I’ve come to accept that my film career might not be going anywhere, or every now and then I might work on a short film. However, it doesn't stop me comparing myself with friends who’ve moved out, got their own places and are moving forward in that aspect of their lives. There was a time when I’d see those pictures of couples standing outside their new house, standing proud and I’d get so upset and annoyed. I would then try and do the maths of how they could afford a deposit depending on their jobs and if they went to university. Sure, some people must be really good savers and have been squirrelling for years, but some people also get a lot of help from their family.

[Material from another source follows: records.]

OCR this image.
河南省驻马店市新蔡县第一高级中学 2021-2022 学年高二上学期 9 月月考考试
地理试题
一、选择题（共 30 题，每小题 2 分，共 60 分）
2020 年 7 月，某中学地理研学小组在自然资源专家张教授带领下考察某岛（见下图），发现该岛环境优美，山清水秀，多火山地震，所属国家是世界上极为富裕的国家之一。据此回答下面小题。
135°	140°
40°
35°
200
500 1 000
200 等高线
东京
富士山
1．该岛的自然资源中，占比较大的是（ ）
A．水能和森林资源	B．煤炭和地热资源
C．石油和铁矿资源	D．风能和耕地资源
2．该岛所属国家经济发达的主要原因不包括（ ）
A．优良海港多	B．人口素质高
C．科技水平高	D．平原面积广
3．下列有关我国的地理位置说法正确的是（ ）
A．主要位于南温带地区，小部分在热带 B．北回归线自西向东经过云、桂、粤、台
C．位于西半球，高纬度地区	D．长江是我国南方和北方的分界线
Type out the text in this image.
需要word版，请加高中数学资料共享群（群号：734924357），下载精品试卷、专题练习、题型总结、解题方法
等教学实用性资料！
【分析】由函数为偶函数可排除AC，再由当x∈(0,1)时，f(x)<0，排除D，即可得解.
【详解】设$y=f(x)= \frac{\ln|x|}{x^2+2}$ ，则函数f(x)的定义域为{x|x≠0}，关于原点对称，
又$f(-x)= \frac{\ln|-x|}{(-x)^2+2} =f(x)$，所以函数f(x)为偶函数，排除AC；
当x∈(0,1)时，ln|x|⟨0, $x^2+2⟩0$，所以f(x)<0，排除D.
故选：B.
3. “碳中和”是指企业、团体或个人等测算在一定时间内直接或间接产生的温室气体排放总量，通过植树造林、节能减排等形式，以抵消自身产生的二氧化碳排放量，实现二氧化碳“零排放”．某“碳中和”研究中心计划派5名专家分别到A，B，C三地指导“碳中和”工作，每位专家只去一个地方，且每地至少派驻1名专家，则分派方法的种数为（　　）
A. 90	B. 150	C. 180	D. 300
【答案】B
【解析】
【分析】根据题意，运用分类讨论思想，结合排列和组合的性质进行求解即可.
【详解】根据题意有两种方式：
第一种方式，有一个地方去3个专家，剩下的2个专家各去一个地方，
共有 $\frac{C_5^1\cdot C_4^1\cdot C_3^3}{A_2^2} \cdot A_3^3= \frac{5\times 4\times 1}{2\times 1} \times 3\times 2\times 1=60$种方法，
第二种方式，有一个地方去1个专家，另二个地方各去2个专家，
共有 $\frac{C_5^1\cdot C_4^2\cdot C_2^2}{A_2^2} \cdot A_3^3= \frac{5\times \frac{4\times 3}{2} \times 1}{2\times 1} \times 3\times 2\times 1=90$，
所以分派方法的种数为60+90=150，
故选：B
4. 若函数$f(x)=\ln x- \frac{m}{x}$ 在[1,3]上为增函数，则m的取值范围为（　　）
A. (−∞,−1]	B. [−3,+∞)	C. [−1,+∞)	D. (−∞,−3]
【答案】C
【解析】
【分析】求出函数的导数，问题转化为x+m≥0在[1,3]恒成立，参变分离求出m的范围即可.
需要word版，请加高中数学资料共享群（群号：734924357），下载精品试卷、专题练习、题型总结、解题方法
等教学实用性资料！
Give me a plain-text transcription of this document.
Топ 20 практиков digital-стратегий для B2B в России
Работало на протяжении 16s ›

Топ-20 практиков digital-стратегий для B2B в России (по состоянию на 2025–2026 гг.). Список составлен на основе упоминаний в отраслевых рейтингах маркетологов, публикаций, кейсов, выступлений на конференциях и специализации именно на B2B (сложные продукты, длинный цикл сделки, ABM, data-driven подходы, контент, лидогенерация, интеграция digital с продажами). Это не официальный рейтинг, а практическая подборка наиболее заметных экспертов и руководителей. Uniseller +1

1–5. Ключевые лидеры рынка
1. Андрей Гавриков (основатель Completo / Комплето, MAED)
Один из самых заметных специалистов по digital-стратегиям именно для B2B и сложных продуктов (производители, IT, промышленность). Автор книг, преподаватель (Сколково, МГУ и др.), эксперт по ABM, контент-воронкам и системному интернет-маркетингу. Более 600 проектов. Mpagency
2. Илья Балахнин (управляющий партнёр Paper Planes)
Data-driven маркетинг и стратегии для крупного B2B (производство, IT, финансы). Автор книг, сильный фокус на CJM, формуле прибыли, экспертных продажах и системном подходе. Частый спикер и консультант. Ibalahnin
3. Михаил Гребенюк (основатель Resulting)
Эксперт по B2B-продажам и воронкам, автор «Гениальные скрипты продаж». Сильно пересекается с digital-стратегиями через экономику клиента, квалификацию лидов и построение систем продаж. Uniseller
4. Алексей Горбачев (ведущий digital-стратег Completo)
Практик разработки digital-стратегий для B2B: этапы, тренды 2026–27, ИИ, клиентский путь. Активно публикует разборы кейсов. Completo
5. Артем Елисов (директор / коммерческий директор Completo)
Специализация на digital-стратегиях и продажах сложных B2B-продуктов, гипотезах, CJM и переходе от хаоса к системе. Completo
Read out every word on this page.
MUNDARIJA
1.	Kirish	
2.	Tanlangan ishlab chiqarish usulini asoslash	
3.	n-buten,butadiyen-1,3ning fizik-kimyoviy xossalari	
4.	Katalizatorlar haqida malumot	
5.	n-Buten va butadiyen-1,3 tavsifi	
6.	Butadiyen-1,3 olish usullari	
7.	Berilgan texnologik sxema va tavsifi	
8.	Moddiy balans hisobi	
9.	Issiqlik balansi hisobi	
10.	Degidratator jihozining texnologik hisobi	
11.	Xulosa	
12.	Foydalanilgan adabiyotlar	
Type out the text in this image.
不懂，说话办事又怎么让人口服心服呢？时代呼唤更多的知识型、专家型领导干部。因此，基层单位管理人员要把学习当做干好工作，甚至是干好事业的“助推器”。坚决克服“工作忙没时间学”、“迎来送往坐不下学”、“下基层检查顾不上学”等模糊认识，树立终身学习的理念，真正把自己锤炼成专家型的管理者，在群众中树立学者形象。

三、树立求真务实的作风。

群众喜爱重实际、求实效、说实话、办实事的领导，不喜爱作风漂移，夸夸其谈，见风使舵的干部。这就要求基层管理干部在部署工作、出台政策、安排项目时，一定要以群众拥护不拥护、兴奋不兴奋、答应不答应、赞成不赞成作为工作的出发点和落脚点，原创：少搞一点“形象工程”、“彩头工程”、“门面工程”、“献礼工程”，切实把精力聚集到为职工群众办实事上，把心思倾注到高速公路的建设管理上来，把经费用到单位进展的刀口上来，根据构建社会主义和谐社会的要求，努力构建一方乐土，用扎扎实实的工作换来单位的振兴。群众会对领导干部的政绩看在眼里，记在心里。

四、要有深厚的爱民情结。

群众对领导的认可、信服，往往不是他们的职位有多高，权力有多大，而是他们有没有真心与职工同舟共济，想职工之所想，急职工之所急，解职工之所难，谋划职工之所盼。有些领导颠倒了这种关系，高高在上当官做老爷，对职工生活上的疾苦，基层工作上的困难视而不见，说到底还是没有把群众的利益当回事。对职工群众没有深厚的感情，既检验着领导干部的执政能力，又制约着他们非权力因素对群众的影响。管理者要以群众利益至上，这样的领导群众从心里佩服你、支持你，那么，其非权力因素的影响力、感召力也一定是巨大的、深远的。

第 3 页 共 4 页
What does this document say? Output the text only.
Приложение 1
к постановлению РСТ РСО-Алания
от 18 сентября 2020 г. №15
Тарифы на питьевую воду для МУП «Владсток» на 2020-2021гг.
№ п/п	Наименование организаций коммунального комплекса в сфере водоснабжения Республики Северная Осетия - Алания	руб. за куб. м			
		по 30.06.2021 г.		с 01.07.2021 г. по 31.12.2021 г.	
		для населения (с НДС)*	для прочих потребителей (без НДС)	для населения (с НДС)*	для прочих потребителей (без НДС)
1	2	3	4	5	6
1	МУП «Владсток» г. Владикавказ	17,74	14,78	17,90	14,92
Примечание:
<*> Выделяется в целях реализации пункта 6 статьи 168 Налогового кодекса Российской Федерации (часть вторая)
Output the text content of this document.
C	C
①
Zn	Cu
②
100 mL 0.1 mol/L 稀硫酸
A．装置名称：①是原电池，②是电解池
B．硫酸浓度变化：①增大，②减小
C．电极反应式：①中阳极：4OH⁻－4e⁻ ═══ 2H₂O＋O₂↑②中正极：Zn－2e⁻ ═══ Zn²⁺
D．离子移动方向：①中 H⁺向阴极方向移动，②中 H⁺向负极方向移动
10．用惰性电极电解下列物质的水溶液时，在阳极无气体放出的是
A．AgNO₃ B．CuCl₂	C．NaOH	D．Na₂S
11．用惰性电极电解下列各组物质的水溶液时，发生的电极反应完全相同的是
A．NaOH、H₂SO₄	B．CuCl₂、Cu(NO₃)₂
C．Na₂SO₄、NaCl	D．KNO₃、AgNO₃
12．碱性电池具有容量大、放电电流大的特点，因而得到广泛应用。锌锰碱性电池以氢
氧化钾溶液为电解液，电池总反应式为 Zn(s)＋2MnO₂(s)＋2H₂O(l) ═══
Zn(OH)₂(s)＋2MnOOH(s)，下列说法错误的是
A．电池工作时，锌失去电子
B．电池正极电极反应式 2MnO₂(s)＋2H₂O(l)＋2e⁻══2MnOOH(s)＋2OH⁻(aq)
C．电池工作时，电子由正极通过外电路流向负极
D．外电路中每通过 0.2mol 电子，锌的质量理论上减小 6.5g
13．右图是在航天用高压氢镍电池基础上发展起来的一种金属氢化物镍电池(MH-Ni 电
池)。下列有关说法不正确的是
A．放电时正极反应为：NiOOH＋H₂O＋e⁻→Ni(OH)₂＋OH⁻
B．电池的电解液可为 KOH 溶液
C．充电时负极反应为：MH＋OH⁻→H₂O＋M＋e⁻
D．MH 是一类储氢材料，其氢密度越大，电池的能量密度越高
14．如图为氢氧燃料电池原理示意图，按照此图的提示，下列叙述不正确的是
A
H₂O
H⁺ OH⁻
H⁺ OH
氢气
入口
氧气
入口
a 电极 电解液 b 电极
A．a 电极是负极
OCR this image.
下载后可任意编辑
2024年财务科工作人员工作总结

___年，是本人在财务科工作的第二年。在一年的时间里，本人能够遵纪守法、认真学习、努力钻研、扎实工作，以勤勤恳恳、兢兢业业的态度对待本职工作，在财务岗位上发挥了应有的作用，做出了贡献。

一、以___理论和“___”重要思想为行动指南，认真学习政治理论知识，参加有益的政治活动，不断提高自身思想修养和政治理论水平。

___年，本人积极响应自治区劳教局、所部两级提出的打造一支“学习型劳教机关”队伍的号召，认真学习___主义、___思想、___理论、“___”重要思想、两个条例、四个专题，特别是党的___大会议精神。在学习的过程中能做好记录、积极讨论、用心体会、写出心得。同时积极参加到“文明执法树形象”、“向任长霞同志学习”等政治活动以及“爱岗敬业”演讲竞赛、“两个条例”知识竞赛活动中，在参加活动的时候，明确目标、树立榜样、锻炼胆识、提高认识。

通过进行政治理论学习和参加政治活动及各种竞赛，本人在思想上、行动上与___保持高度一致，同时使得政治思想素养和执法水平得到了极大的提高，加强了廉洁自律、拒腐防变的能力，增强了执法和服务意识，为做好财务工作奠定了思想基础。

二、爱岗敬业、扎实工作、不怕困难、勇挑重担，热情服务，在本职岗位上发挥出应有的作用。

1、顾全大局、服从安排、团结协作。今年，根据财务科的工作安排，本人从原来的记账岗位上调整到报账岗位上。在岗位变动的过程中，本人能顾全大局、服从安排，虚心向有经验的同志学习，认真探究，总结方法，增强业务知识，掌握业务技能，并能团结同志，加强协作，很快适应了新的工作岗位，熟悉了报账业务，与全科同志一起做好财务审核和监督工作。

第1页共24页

When I was about sixteen, I would always imagine what life would be like for twenty-five-year-old me. I thought that within a decade I’d have a decent career, a house, be married and thinking about having children. I think she’d burst into tears if she saw me now; with diddly squat to show for my life. Life has changed so much, and I think I definitely had an outdated view of the world. Now that I’m “grown-up” I see the world a lot differently, I’m taking each month as it comes and opening my mind to the fact that I might not check all the boxes off of traditional “life goals”. As long as I can be healthy and happy at the end of the day, that’s what matters. Not wasting my time and energy looking at everyone’s “perfect” lives.
Stop looking back at the past, it will not help you move forward. If you keep looking sideways at your peers, you will lose sight of your goal. Keep your head forward, envision your goal and start running towards it.
How can you move forward and feel successful?
You need to stop taking things for face value, there’s so much more going on behind the scenes that you don’t know about. Keep scrolling past things that can trigger you, mute those you follow that make you feel envious. Maybe take a moment to address why you are feeling this way.
Create your own plan and hold yourself accountable. Write down what you want to achieve each year, and try and create a five or ten-year plan. What do you want to be doing by the end of it?
There’s a stigma and judgement around keeping a diary, but I honestly think they are one of the best tools to see how far you’ve come. You can easily look back and past-you will tell you how you felt. We rely so much on Facebook memories and Timehop as “diaries” but it’s not the same. What we post online is part of our online persona. Diaries are where we get real with ourselves.
Everyone’s path is different, you might not have found the correct turning yet. We all have different backgrounds and experiences, so no two paths are exactly the same. Put one foot in front of the other to get moving, and you might find a surprise.
Remember, you're running your own race.